LEMBRANÇAS DO PROF. ACCIOLY DA CRUZ MOREIRA

O mestre se torna mestre quando seus ensinos são fundidos nas mentes dos alunos sem que essa pretensão seja externada ou a força. Dá-se pela simplicidade em passar conhecimento com autenticidade.
Tive muitos professores importantes na minha vida, na minha formação.
Mas o que sempre permanece vivo na memória é o Prof. Accioly da Cruz Moreira, de Dir. Comercial e Falência, da UESC, em Ilhéus.
Não há necessidade de ciúmes dos demais, é que os fatos pitorescos que relatarei abaixo merecem registro.

O Prof. Accioly era o típico professor de sala de aula, não faltava e não se podia perder suas aulas, pois não adiantava estudar por livros ou anotações dos colegas para suprir a aula, acaso perdida.

Era promotor público aposentado e parece que chegou a ter alguns embates processuais com Cosme de Farias, outra figura ilustre que merece uma biografia.
Foi Comodoro do Yacht Clube de Ilhéus.
Seu veículo era um BR 800 da Gurgel e usava gravata borboleta com uma certa freqüência.

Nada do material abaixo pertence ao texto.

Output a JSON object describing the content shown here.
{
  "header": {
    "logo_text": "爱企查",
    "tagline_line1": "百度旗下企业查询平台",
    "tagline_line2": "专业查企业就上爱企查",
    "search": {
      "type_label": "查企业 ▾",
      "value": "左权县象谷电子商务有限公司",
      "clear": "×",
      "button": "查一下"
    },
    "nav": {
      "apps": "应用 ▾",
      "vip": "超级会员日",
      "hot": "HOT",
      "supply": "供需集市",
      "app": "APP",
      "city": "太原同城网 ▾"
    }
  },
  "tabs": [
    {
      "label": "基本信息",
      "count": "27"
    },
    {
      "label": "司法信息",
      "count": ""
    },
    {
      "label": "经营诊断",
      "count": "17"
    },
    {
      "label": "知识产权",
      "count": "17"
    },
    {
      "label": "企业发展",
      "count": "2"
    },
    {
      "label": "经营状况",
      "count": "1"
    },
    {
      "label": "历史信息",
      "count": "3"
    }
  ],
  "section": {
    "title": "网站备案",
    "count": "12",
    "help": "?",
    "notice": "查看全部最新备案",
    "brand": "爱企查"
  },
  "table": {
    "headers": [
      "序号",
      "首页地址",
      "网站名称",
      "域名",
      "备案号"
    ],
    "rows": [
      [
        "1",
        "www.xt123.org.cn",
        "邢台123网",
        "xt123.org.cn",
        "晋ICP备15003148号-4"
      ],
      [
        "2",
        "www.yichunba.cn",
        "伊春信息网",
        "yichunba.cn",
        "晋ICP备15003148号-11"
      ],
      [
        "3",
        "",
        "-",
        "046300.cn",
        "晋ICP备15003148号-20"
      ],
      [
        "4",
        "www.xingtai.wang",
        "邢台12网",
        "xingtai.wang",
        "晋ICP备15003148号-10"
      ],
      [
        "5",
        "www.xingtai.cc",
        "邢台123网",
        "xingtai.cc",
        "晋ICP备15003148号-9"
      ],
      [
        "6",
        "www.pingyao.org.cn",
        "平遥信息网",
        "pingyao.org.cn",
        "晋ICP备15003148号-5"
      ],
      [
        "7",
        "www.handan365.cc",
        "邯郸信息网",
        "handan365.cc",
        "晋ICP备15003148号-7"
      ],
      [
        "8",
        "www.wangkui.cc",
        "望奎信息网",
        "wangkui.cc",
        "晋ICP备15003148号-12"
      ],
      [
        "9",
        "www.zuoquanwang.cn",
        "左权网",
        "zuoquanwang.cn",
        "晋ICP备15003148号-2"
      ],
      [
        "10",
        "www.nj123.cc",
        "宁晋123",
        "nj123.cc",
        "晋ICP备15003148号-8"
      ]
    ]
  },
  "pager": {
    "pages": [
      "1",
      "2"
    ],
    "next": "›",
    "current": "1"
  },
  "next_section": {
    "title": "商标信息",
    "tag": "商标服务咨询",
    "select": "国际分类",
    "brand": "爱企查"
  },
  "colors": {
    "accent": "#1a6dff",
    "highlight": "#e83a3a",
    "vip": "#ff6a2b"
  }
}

Eis algumas pérolas de lembranças, por mim presenciadas e outras contadas por colegas, todas tragicômicas.
Quem se recordar de mais alguma nos informe, para anotarmos no blog e na web.

"No passado o cigarro não era alvo de tantos ataques. Assim, era comum pessoas fumarem em sala de aula ou mesmo o professor lecionar e fumar.
Accioly era um deles, mas depois parou, por causa da idade e da saúde.
Contam que certa feita, lecionando e fumando, um aluno lhe trouxe café da Cantina do Lelê, ao que ele agradeceu. O aluno pediu-lhe um cigarro, para fazer uma média com o mestre, ao que lhe respondeu: 'quem tem seu vício que sustente.'"

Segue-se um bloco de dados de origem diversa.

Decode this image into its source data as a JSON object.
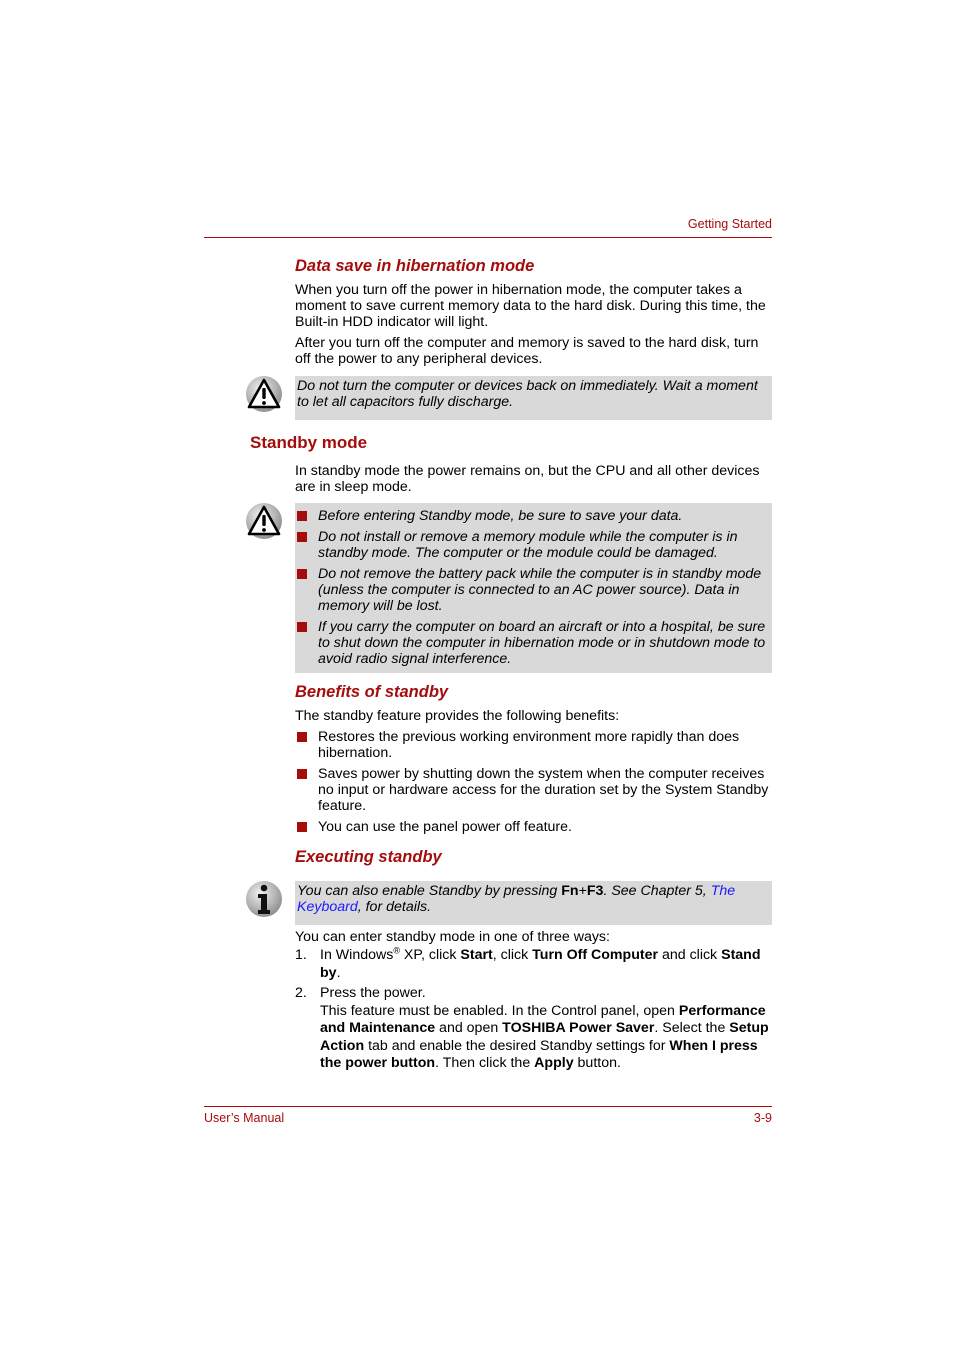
{
  "header": {
    "section": "Getting Started"
  },
  "sections": {
    "hibernation": {
      "title": "Data save in hibernation mode",
      "p1": "When you turn off the power in hibernation mode, the computer takes a moment to save current memory data to the hard disk. During this time, the Built-in HDD indicator will light.",
      "p2": "After you turn off the computer and memory is saved to the hard disk, turn off the power to any peripheral devices.",
      "caution": "Do not turn the computer or devices back on immediately. Wait a moment to let all capacitors fully discharge.",
      "caution_icon": "warning-triangle-icon"
    },
    "standby": {
      "title": "Standby mode",
      "p1": "In standby mode the power remains on, but the CPU and all other devices are in sleep mode.",
      "caution_icon": "warning-triangle-icon",
      "cautions": [
        "Before entering Standby mode, be sure to save your data.",
        "Do not install or remove a memory module while the computer is in standby mode. The computer or the module could be damaged.",
        "Do not remove the battery pack while the computer is in standby mode (unless the computer is connected to an AC power source). Data in memory will be lost.",
        "If you carry the computer on board an aircraft or into a hospital, be sure to shut down the computer in hibernation mode or in shutdown mode to avoid radio signal interference."
      ]
    },
    "benefits": {
      "title": "Benefits of standby",
      "intro": "The standby feature provides the following benefits:",
      "items": [
        "Restores the previous working environment more rapidly than does hibernation.",
        "Saves power by shutting down the system when the computer receives no input or hardware access for the duration set by the System Standby feature.",
        "You can use the panel power off feature."
      ]
    },
    "executing": {
      "title": "Executing standby",
      "note_icon": "information-icon",
      "note": {
        "t1": "You can also enable Standby by pressing ",
        "key1": "Fn",
        "plus": "+",
        "key2": "F3",
        "t2": ". See Chapter 5, ",
        "link": "The Keyboard",
        "t3": ", for details."
      },
      "intro": "You can enter standby mode in one of three ways:",
      "steps": [
        {
          "num": "1.",
          "a": "In Windows",
          "reg": "®",
          "b": " XP, click ",
          "start": "Start",
          "c": ", click ",
          "turnoff": "Turn Off Computer",
          "d": " and click ",
          "standby": "Stand by",
          "e": "."
        },
        {
          "num": "2.",
          "line1": "Press the power.",
          "a": "This feature must be enabled. In the Control panel, open ",
          "perf": "Performance and Maintenance",
          "b": " and open ",
          "saver": "TOSHIBA Power Saver",
          "c": ". Select the ",
          "setup": "Setup Action",
          "d": " tab and enable the desired Standby settings for ",
          "when": "When I press the power button",
          "e": ". Then click the ",
          "apply": "Apply",
          "f": " button."
        }
      ]
    }
  },
  "footer": {
    "left": "User’s Manual",
    "right": "3-9"
  }
}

"Com o tempo os alunos passavam a entender o trato com o mestre em sala.
Uma das regras era não fazer perguntas aleatórias, idiotas ou desprovidas de bom senso.
Quando algum desavisado ou quem pretendia fazer uma média, fazia uma pergunta idiota, ele já mandava parar e nem deixava concluir, e dizia: 'não chegue perto, fique longe de mim porque burrice pega, é contagiosa.'"

"Uma forma de incutir nos alunos a seriedade com que deveriam encarar a matéria era nos apresentar, momentos antes de aplicar a prova, a fila de alunos repetentes, que ele chamava de jubilados.
O aluno que cursasse a matéria por 2 vezes e não passasse, na terceira vez já era jubilado.
Tinha que se matricular, mas não precisava assistir aulas ou fazer a prova.
Ele dizia que o aluno já sabia Dir. Comercial mais do que ele e que assim ele não teria condições de ensinar nada de novo para o jubilado.
Entretanto, apesar do jubilado não receber faltas e, assim, não precisar assistir aulas, teria que comparecer no dia da prova, apresentar-se, dizer o nome e informar, em alto e bom som, que era aluno jubilado.
Na primeira vez que vi isso, todos contiveram o riso, apesar das cenas que se repetiram, pois era uma fila com pelo menos 16 alunos jubilados.
Nossa turma passou intacta pelos 3 semestres que se seguiram, com algumas baixas naturais, finalizando o curso com o semestre sobre falência e concordata.
Os colegas da turma: Arilson Guimarães, Evy Paternostro, Tarso Soares, Guilherme Nora e tantos outros..."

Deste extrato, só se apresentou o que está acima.